CO Oxidation with Atomically Dispersed Catalysts: Insights from the Energetic Span Model

Using density functional theory and the energetic span model (ESM), this work examines the activity of a single hollow site (H1) of atomically dispersed Pt on rutile TiO2 (110) toward low-temperature CO oxidation by enumerating all possible pathways and calculating the turnover frequencies (TOFs).
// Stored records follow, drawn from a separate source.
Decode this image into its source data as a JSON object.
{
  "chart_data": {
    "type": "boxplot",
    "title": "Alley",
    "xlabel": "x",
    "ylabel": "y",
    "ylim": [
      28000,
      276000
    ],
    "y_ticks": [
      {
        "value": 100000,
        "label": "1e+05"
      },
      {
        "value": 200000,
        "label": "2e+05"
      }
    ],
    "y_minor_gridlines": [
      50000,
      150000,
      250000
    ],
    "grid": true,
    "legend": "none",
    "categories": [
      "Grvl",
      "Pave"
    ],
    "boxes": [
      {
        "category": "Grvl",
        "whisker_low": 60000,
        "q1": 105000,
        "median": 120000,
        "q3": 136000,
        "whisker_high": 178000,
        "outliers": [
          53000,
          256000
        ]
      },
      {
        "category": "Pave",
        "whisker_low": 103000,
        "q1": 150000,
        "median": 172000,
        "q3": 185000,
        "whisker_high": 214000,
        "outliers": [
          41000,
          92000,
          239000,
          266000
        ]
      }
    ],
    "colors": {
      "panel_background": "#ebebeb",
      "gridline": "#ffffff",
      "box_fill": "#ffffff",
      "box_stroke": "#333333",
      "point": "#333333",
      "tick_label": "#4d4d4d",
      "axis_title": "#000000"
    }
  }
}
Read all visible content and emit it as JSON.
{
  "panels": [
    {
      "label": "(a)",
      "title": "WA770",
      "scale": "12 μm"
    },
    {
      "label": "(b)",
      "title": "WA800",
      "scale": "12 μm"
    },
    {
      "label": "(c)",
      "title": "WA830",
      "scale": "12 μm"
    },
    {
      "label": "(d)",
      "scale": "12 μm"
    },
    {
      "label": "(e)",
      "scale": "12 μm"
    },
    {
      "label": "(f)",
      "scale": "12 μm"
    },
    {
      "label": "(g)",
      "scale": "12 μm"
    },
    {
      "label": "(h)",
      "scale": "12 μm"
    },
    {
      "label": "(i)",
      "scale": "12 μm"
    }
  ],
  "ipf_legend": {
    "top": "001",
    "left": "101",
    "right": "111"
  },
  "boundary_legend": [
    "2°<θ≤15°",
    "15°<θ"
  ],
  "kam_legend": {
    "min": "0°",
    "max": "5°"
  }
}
Of the 12 distinct pathways spanning the Eley–Rideal (ER) mechanism, termolecular ER (TER) mechanism, Langmuir–Hinshelwood (LH) mechanism, Mars–van Krevelen (MvK) mechanism, and their combinations, the TER mechanism with CO-assisted CO2 desorption yields the highest TOF. However, this pathway is ruled out because Pt is unstable under the reaction conditions in an intermediate state when bound to two CO molecules, determined in a prior ab initio molecular dynamics study by our group. Combined with the fact that other pathways initiated with CO adsorption (including the MvK mechanism) exhibit negligibly low TOFs, we conclude that H1 exhibits little activity toward CO oxidation. By employing the ESM to calculate the TOFs for pathways proposed in prior mechanistic studies of several oxide-supported atomically dispersed catalysts, we identify the most active metal–support combinations for low-temperature CO oxidation.